Para lhe dar um exemplo concreto, é aceitável que uma maçã de categoria II tenha alguns defeitos de forma, de desenvolvimento e de coloração, mas tem de manter as suas características. Uma maçã de categoria I, pode ter o pedúnculo danificado, mas tem de o ter, enquanto a de categoria II pode abdicar de um pedúnculo, desde que não haja deterioração de epiderme. São pequenos detalhes deste género que definem a classificação dos hortofrutícolas e se decide o que segue ou não para comercialização. Quanto mais bonito o fruto, mais apelativo, logo mais vendável.

Se houver cada vez mais consumidores a pedir “fruta feia”, acredito que se podem criar cadernos de encargos para tal e disponibilizar para venda, como já se observa em algumas cadeias de supermercados.

Um consumidor que sabe mais sobre alimentos é um consumidor muito difícil de ser influenciado pelo marketing.

Finalmente, gostaria de deixar uma mensagem de esperança, ou assume o seu pessimismo face ao nosso futuro global?

Felizmente sou uma pessoa positiva e acho que as soluções nos chegam sempre na hora exata. O caminho faz-se caminhando e é a andar que aprendemos a correr. Acredito que temos cada vez mais pessoas interessadas em aprender sobre o que comemos e isso ajuda a que surjam cada vez mais e melhores soluções.

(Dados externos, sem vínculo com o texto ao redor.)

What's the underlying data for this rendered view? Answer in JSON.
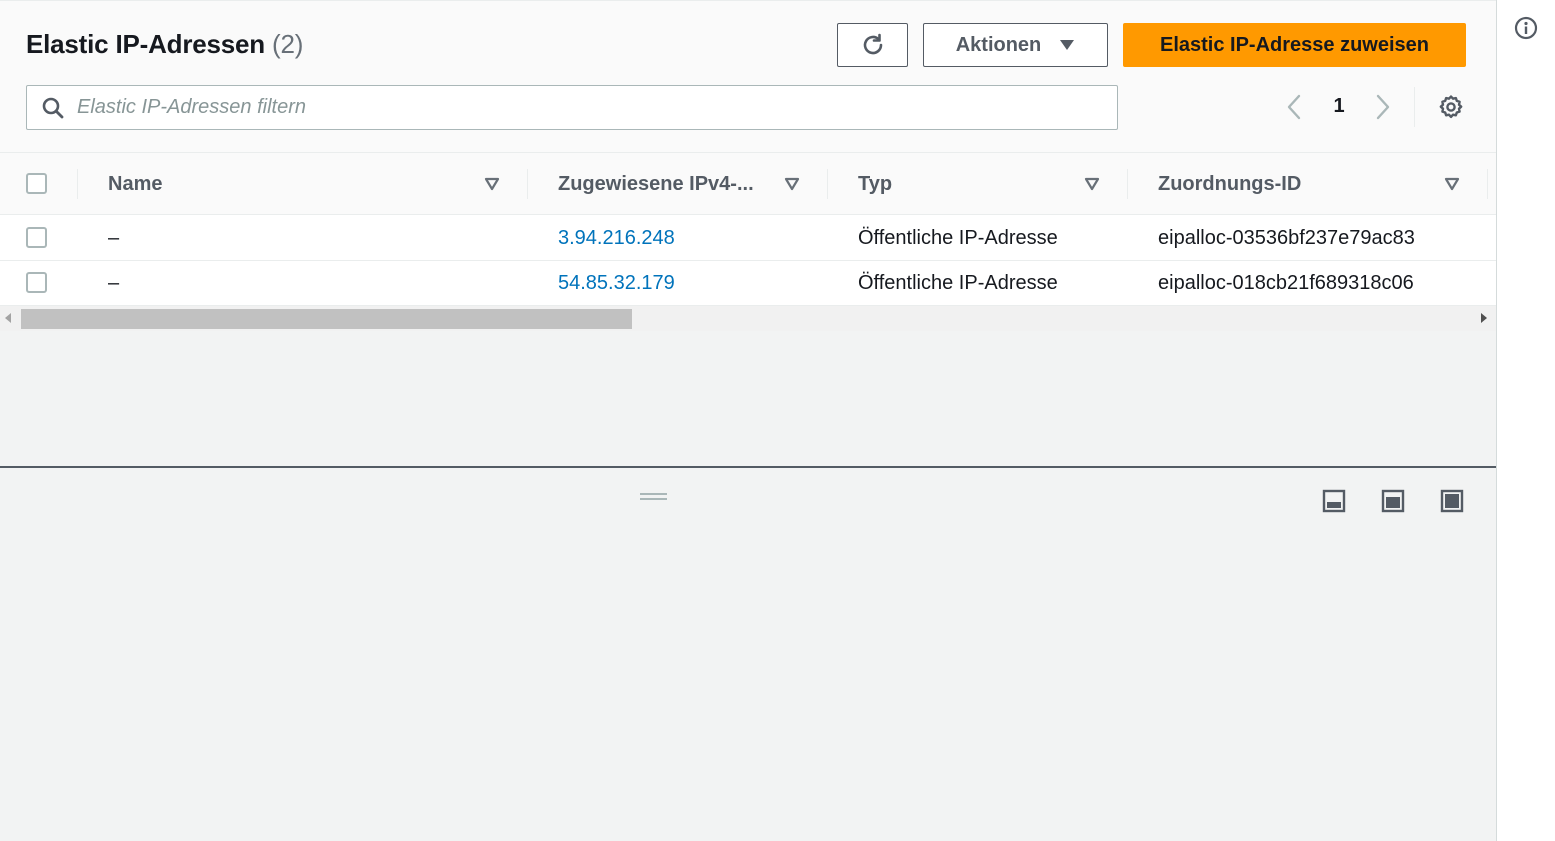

O consumidor pede e a indústria ajusta-se. O que falta, por vezes, é comunicação entre ambos. É importante salientar que, no final, quem tem o poder é quem compra, ou seja, todos nós, os consumidores. Por isso, tal como na segurança alimentar a sustentabilidade do planeta é um assunto que diz respeito a todos. É sempre possível fazer melhor e contribuir mais e de forma positiva.